Lau Reports on Nation in Transition
With the reunion of Hong Kong and Mainland China just nine months away, The Salvation Army is poised to strengthen its mission and ministry to countless thousands of Chinese living in a nation in transition.
The Army is now providing medical, educational and social welfare assistance in Mainland China through 25 projects in nine provinces, mainly in rural, poverty stricken areas. All are joint ventures with local governments and communities, initiated at the request of the government. All bear the witness of the familiar Army shield on the premises.
“The Chinese government welcomes The Salvation Army due to its charitable work,” says Lt. Colonel James Lau, Hong Kong officer commanding, who provided New Frontier with an exclusive interview. “They know us well, and know we are a Christian organization.” He notes they openly wear Salvation Army uniforms while visiting. Although the Army isn’t able to do public evangelism along with its social work, personal evangelism is a natural byproduct.
Lau, accompanied by Alfred H.M. Tsang of the Army’s China Development Department, visited the U.S. recently to meet with the Salvation Army World Service Office (SAWSO) representatives at National Headquarters in Alexandria, VA, to discuss funding and training for personnel for Army projects in China.

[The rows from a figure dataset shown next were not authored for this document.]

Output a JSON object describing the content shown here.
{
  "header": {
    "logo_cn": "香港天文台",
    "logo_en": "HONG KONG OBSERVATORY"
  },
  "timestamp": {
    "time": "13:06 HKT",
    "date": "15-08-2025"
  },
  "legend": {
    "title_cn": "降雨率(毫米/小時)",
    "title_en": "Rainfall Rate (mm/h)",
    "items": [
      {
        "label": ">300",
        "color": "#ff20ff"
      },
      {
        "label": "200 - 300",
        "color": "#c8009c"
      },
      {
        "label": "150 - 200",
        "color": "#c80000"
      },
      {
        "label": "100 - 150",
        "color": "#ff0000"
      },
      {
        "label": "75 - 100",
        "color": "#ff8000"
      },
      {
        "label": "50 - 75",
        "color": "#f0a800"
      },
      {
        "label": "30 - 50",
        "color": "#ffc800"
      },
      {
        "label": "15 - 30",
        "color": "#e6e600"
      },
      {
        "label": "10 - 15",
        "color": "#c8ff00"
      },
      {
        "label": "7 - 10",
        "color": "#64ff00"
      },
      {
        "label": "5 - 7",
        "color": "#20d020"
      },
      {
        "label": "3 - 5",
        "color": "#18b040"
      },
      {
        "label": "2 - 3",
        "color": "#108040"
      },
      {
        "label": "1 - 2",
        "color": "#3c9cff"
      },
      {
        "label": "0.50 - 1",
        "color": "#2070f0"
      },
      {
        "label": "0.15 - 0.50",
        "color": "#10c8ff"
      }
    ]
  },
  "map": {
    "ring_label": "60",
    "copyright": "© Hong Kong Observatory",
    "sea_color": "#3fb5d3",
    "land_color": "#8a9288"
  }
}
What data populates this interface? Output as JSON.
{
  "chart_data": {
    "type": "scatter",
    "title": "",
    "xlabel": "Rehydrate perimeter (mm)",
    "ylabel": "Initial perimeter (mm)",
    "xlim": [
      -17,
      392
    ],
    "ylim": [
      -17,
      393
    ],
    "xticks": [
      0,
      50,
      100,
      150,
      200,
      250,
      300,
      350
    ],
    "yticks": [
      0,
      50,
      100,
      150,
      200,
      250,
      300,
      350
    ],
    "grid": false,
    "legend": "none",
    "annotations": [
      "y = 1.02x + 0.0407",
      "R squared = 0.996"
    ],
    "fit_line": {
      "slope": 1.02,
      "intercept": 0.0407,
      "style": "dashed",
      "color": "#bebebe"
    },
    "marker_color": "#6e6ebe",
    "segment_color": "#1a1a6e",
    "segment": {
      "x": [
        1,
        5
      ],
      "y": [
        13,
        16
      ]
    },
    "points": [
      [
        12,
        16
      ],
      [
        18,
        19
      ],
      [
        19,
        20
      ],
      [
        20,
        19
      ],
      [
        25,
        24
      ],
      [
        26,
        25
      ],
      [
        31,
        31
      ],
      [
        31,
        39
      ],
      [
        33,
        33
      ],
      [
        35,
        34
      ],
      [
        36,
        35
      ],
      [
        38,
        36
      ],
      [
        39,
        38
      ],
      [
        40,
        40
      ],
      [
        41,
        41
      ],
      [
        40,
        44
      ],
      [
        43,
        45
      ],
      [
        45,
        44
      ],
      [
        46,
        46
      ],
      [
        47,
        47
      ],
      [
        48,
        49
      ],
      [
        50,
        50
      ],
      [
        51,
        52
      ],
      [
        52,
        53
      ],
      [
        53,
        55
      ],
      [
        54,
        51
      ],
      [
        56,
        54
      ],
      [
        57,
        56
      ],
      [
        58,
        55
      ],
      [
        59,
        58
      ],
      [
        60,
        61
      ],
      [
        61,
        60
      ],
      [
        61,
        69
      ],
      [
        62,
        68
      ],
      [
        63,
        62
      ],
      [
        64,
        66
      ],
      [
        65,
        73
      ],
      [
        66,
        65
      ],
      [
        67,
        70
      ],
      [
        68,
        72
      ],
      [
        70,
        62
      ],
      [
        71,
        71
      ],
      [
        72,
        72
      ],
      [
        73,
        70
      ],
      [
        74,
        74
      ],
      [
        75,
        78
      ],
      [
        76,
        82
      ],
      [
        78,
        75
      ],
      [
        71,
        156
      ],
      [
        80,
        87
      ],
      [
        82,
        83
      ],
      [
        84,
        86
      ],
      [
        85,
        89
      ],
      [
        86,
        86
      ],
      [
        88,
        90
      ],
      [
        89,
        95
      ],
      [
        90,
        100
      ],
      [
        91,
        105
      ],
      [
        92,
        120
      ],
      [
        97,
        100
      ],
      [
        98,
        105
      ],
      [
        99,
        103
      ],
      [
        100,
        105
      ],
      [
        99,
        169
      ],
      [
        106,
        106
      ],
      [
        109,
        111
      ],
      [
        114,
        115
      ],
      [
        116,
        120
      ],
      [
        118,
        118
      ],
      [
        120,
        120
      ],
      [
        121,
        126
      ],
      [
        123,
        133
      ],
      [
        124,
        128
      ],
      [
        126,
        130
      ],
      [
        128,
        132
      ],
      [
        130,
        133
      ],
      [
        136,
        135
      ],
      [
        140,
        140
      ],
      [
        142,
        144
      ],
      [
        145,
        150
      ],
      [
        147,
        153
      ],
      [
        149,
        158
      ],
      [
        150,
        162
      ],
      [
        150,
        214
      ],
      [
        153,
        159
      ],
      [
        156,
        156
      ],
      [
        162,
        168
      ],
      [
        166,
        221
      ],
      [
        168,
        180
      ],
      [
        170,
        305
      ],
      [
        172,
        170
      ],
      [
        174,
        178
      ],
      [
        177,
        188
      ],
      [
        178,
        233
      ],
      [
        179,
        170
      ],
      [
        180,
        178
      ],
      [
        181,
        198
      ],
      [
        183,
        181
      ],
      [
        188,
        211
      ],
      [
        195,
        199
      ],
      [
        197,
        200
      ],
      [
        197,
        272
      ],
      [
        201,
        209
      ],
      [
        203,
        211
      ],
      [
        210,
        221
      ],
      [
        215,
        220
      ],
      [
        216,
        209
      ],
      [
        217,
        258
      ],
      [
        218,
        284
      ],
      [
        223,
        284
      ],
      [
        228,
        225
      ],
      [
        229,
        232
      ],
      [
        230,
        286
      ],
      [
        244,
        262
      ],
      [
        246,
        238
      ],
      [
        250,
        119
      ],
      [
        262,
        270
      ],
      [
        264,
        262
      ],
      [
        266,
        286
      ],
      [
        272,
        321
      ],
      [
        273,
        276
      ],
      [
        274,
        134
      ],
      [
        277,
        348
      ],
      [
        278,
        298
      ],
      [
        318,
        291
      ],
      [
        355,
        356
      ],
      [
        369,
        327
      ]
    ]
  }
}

They also met with Chinese officers appointed from Hong Kong to New York City’s Chinatown. While in the West, they participated in anniversary celebrations at the San Francisco Chinatown Corps, where Colonel Dennis Phillips dedicated Lt. Colonel Check Yee for service in China.
Hand picked by General Paul A. Rader, Yee leaves for China November 4 to establish the first official Salvation Army office in China in more than four decades. His responsibilities will include building a closer relationship with the government, and generating funding for Army projects. A native of China, his command of Cantonese, Mandarin and English will be a boon, Lau notes, enabling him to train workers as well.
“I left China nearly 50 years ago,” says Yee. “My heart has never stopped thinking of her well being for a moment, especially when I was enjoying freedom and material abundance in America. Now that I’m retired, it’s time to return to my homeland to be involved. I’m amazed to witness God’s timing at this new turning point for the Salvation Army’s service in China.”
The Army is in the process of registering with the Chinese government as a development organization. Tsang, who is the director for China Projects, has headed the department since it opened four years ago. A “faith” work at its inception, with no designated funding, it has miraculously generated more than $3.7 million dollars in projects ranging from women’s literacy programs to rebuilding schools and hospitals. In just the past few months, 120 tons of rice, 2,200 quilts, and 4,000 cotton overcoats have been distributed to flood disaster victims. Since 1994, 27 primary and two secondary schools have been rebuilt. More than 600 biogas systems have been built in villages to provide energy. Tsang expresses a vital need for additional officers and project managers to oversee the growing work.
He also states many government officials have a keen awareness of the Army’s history, and can even speak of Ballington Booth. They also have a high regard for the Army’s desire to help local communities. One Oxford-educated official, says Tsang, “told me in impeccable English that if China can register businesses that take money out of the country, why not register The Salvation Army, that brings money in?”
And what about July 1, 1997, when the transition takes place? Lau doesn’t anticipate changes in Hong Kong regarding The Salvation Army. “The Army sees more positive than negative aspects. We see it as an opportunity. That’s why we’ve been working so hard the past few years.”
He adds, “I pray God will open China’s eyes to accept a more peaceful and modern way of life. We are praying for their leadership.”